Economics and evolution will thus favor symbiote systems; most people will be
symbiotes, not "naked" humans.

It gets even more complex than that, though.  The symbiote systems that I
just described are uploaded and distributed, but still have a fairly clear
sense of self vs. nonself.  Suppose, however, that you mixed and matched
(uploaded) parts of your personality with parts of other people's personalities
to form a composite, thinking and feeling person.  Who is that person?  Or does
this sound too far out to be possible?  Believe it or not, you already do
something like that in your own head.  Everyone has little sub-personalities
corresponding to their (perceptions of their) parents, friends, heros,
employers, etc.  Furthermore, little bits of you are scattered among all the
people who ever met you, heard of you, or were somehow affected by you.  No
human lives in isolation.  This proposed uploading, mixing, and matching is a
technological extension of a process that already exists.

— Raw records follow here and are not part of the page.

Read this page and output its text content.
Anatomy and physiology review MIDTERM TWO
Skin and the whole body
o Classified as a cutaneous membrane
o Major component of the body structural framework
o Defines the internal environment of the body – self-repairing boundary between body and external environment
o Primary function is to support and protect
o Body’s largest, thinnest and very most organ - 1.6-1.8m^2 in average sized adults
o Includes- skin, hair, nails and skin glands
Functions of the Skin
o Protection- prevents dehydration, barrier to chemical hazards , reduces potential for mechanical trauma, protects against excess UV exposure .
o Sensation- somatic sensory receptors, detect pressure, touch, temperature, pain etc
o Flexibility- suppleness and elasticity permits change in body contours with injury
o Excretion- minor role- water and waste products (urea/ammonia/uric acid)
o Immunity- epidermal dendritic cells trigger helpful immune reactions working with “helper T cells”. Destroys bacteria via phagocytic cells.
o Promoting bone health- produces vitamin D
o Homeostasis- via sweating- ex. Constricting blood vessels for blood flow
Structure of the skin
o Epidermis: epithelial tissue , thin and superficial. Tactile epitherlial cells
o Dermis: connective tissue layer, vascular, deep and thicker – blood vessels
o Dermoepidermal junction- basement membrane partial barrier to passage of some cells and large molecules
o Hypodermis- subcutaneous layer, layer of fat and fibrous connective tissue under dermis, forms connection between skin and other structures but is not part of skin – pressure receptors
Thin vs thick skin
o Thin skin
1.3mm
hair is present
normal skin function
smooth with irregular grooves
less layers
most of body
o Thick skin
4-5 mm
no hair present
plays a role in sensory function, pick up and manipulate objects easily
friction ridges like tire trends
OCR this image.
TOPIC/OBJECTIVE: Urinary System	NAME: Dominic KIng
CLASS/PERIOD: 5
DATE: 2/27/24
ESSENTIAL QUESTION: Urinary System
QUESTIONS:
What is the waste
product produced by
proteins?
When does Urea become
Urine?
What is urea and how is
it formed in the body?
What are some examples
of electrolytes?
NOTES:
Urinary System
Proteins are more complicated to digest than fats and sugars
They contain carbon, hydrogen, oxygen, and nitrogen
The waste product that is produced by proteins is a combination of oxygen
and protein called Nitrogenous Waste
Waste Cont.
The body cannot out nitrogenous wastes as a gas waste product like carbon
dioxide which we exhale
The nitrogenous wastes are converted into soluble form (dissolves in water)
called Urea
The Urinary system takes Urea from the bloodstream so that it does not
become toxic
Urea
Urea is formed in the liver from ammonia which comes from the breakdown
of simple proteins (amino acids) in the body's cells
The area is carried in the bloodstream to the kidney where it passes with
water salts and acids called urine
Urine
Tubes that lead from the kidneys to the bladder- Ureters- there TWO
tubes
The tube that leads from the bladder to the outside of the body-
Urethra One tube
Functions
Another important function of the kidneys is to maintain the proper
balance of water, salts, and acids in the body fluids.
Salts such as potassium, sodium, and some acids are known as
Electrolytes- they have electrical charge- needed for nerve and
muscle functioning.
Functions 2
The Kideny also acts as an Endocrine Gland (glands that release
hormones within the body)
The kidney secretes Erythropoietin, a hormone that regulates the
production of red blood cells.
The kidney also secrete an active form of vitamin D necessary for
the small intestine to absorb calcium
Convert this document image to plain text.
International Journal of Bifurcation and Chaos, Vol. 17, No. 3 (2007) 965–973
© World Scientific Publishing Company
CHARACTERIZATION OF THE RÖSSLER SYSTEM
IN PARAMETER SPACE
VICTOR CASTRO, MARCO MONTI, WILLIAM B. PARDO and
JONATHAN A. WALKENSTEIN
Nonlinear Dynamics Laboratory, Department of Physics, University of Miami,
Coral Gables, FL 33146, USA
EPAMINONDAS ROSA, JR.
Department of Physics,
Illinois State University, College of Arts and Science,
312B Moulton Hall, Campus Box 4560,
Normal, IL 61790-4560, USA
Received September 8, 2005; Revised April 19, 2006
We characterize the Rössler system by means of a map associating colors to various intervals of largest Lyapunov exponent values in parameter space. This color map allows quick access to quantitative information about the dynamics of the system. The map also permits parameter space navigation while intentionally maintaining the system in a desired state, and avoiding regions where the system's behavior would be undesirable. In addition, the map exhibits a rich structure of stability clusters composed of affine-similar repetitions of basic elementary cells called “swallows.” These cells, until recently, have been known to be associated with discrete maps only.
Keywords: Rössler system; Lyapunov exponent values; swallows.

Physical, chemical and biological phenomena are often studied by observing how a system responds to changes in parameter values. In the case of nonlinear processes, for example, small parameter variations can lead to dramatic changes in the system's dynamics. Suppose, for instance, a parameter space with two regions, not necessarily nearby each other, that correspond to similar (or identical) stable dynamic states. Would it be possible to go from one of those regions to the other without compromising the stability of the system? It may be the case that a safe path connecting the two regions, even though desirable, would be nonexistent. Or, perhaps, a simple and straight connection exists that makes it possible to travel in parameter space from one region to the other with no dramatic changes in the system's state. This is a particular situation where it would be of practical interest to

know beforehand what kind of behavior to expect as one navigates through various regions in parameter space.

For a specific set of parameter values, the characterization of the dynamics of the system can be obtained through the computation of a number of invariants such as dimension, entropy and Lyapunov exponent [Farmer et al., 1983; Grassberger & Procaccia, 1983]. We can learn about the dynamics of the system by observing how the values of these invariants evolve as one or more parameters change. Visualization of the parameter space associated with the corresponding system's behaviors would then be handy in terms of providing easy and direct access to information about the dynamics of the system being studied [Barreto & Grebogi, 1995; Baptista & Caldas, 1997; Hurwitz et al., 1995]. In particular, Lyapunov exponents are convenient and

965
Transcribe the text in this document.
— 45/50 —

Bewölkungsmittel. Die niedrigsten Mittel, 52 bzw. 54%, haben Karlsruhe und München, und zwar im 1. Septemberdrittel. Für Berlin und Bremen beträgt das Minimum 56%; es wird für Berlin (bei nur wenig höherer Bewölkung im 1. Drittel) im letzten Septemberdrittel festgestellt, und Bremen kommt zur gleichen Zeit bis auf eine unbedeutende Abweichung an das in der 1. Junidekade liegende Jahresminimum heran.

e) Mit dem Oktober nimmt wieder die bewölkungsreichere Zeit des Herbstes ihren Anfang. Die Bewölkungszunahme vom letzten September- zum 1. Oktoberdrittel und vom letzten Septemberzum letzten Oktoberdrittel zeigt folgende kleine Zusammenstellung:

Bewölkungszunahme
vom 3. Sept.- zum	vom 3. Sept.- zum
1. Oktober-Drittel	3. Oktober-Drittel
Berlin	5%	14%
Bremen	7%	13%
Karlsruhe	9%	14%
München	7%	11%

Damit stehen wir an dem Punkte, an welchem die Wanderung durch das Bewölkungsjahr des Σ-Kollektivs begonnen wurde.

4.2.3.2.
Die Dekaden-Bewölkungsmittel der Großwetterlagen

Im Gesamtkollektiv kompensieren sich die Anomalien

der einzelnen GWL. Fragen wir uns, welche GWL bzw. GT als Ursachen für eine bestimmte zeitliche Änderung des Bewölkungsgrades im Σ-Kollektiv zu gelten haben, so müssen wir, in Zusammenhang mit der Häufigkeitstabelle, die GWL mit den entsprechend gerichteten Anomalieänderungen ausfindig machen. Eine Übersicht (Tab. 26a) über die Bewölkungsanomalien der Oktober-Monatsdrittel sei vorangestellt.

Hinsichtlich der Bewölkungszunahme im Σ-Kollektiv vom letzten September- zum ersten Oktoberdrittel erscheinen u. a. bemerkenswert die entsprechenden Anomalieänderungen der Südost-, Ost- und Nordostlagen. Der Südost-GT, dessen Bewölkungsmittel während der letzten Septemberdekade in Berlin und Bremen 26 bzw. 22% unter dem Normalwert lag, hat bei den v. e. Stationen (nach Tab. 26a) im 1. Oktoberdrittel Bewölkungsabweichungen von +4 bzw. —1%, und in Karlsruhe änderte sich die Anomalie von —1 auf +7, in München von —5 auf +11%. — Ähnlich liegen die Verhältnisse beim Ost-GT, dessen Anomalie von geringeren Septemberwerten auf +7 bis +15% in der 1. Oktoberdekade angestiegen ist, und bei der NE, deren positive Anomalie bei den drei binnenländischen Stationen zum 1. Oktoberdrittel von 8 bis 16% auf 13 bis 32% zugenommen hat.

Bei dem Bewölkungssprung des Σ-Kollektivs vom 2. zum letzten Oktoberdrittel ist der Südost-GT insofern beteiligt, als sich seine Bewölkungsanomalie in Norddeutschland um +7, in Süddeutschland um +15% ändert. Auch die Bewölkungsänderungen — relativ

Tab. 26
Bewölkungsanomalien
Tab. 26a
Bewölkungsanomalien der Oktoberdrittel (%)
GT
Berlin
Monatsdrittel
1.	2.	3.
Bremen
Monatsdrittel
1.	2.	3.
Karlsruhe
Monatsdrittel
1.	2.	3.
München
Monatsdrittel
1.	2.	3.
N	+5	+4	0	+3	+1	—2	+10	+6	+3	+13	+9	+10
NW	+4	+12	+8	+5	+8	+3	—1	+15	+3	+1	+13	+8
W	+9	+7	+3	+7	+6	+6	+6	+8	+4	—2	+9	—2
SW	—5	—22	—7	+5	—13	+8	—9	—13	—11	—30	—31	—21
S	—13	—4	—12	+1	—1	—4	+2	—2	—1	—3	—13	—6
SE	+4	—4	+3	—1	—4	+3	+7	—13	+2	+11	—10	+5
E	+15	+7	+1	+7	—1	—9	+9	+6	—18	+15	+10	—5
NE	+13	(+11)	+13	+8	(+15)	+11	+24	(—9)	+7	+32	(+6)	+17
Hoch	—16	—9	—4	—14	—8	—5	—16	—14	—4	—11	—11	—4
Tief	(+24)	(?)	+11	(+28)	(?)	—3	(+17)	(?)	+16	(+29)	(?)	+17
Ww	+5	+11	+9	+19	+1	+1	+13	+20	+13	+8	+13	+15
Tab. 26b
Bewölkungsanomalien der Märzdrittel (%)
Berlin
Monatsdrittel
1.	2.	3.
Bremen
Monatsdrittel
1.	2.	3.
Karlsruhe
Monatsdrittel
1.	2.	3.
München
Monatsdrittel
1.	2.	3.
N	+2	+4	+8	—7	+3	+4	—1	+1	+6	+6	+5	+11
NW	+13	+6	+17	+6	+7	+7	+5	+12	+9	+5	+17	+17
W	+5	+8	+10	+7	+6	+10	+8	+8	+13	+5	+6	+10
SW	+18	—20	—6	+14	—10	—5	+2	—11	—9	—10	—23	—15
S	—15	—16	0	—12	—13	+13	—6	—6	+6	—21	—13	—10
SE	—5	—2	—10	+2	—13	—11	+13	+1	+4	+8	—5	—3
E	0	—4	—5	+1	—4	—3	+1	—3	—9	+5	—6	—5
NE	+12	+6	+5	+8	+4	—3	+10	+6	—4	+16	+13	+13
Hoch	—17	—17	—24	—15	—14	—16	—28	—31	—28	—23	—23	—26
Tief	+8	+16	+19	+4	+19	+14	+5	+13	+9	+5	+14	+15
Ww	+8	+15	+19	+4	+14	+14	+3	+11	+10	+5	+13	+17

What is individuality and what is survival?  As you can see, it becomes
complicated.  Furthermore, a more important and more powerful question is
"What do we want?".  One could pursue survival by mass-duplication - one
survives provided the rate of one's destruction does not overcome the rate of
duplication - but somehow that seems to miss the point.  I now need to restate
an earlier assertion.  The goal of cryonics is not individual survival; it is
continuation of one's life.  The difference is the emphasis: pursuing life
rather than avoiding death.  Picasso said that every act of creation is a
series of little destructions.  The same goes for life.  You cannot live
without changing, but changing may cause the "death" of the old you.  A
symbiote system will remember being a single, "naked" human, but is clearly
not the same person as before.

The traditional scenario for survival through reanimation from cryonic
suspension now seems quaint and innocent.  It sounds like heaven; when you
first re-awake you will be surrounded by your friends and loved ones (who have
come back before you) and these people will all be young, healthy, wise,
incredibly wealthy and powerful by today's standards, and, of course, in
immortal bliss.  I cannot believe it will be that simple.  Symbiotes will
still engage in power struggles and even engage in deceit and an occasional
murder, much as people do today, except on a much wider and more complex scale.
Ordinary, "naked" humans will not stand a chance in this game.  But, it's the
only game in town.  Let the good times roll!